Now that that's out of the way, as we noticed way back when we began writing Undecided in 2008, women today, blessed with the abundance of choices our mothers fought to get access to -- and our foremothers might have thought impossible -- are finding that this blessing is indeed mixed. That the messages on which we were raised, messages delivered with the best of intentions, have a flipside, as though delivered via an evil game of Telephone. Told we can have it all, we heard we must do it all. Told we can do anything, we heard that whatever we choose to do, it better be something good... and we better do it perfectly. We are told to be grateful for all the choices we have, and, of course, we are, but the one crucial message that never got sent was this: that every choice entails a trade-off. That we cannot be in two places at once. That, by definition (not to mention the basic laws of physics), if I am sitting here pounding out this piece right now, I am not taking my dog for a hike, meeting a friend for happy hour or cleaning out my closet as I've been meaning to do for weeks now. (Though, I am, as a matter of fact, simultaneously cooking dinner. And now my keyboard is getting sticky from the roasted garlic I just pulled out of the oven. Dear Multitasking: You suck.) There are only so many hours in the day. No one really clues us in to that one.

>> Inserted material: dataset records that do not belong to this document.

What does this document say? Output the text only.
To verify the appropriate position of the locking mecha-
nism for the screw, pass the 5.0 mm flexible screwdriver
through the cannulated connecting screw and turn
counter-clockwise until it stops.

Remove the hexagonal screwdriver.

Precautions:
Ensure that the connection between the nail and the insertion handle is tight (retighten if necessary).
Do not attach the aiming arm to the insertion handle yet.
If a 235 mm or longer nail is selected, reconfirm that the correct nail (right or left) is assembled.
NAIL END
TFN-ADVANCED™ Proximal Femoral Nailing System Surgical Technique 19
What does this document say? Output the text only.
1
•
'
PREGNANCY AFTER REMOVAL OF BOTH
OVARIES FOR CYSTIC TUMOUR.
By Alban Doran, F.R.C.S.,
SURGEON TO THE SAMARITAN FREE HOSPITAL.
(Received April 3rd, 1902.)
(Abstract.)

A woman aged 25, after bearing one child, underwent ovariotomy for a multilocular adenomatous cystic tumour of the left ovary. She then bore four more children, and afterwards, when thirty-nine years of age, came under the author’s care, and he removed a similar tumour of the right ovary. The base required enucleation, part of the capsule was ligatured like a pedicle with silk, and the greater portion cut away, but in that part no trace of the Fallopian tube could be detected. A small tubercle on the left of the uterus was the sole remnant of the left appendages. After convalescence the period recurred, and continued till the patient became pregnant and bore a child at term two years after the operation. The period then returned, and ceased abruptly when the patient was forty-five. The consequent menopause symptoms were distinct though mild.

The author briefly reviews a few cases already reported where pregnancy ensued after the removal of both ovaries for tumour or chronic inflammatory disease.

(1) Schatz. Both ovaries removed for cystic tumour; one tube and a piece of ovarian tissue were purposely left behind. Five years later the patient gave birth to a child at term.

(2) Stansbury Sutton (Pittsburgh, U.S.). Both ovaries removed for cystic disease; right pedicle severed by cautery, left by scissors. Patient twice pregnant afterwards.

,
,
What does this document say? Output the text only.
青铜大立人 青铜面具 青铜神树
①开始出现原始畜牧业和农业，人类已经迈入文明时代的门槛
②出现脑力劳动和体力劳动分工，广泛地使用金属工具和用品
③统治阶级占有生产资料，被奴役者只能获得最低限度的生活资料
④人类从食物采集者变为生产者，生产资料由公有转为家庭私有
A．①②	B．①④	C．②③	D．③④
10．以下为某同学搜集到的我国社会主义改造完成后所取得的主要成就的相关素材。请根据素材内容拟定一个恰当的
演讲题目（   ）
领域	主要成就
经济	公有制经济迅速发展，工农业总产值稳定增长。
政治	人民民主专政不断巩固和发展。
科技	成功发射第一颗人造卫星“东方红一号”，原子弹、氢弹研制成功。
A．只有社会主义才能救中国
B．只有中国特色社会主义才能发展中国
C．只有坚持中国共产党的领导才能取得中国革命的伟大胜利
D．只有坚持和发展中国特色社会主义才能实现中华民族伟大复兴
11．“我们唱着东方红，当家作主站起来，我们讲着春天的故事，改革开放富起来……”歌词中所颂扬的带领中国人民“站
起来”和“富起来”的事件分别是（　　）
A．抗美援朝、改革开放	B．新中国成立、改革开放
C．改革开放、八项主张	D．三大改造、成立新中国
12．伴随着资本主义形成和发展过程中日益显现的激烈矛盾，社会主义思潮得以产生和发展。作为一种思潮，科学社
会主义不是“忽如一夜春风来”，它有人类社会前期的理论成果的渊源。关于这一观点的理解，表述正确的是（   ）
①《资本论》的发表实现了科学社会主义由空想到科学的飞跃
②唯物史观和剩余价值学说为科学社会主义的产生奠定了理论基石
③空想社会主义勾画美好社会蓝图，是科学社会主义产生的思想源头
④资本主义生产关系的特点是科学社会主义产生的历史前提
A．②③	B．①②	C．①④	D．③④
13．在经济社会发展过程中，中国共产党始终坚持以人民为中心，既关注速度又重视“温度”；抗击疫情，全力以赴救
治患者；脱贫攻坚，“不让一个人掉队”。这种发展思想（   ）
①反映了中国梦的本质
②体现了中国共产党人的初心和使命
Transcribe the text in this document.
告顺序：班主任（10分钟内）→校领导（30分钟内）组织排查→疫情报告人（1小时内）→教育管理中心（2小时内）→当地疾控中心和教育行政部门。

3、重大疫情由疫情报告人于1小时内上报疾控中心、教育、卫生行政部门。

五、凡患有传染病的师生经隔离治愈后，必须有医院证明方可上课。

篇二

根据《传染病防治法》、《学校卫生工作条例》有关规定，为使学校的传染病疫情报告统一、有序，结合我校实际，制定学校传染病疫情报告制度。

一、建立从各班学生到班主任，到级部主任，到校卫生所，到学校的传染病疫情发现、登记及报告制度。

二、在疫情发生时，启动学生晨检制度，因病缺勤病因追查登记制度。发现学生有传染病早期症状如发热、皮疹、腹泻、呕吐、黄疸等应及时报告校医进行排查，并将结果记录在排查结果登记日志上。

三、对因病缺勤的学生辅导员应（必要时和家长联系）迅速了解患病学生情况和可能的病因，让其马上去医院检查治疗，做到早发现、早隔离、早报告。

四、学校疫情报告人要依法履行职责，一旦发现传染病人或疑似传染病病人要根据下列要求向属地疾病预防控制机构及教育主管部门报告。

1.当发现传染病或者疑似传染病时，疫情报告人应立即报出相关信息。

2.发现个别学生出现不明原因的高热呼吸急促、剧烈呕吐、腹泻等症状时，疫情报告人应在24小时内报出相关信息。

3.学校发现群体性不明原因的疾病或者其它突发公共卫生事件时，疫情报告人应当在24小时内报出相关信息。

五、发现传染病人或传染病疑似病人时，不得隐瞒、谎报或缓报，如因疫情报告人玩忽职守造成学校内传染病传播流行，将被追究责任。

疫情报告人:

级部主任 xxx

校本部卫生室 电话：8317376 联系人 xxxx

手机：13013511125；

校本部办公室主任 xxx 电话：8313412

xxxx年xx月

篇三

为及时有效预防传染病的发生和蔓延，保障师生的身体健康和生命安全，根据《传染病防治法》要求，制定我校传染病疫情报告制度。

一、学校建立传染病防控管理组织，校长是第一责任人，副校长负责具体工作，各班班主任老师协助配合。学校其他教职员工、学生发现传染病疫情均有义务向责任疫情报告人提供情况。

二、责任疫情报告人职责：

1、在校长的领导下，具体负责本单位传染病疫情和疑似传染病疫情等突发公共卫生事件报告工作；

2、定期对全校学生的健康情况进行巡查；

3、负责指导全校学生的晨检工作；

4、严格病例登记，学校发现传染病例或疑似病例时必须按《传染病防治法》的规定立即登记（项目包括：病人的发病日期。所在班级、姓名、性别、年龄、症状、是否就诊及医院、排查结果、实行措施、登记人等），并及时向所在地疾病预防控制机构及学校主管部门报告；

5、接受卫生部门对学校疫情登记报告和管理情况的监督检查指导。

We set off, ready to conquer the world, as we believe we're supposed to. And then we realize that having it all is simply not possible. A high-flying career woman is not also a stay-at-home mom. A stay-at-home mom is not also a globe-trotting free spirit. A globe-trotting free spirit is not also putting down roots and paying down a mortgage. Every time we make a choice in favor of something, we are by default not choosing something else. But the rub is that we think it's only about us. That we're not good enough. That if only we were ___er, we'd be able to swing it. But that's a lie.

That the chorus is getting louder is good. Because there is so much that remains to be done. On the public policy and workplace fronts, yes, but in the way we talk to (and about) our sisters, our girlfriends and ourselves, as well. We need to do this in a way that doesn't diminish all that's come before and doesn't diminish what lies ahead. The world hasn't caught up to what we've been told -- that feminism's fight is over, the battles won -- policies and structures are still evolving. And we're still so very, very hard on ourselves. We worry we aren't measuring up, aren't successful enough or a good enough parent or pretty enough or in shape enough or organic enough. All while mired in the juggle!

As we wrote in Undecided, women today are experiencing a collective bout of growing pains. And one way to ease those pains is to give up the chase for perfect, the attempt to have it all, and focus instead on, well, finding the life that's right for us.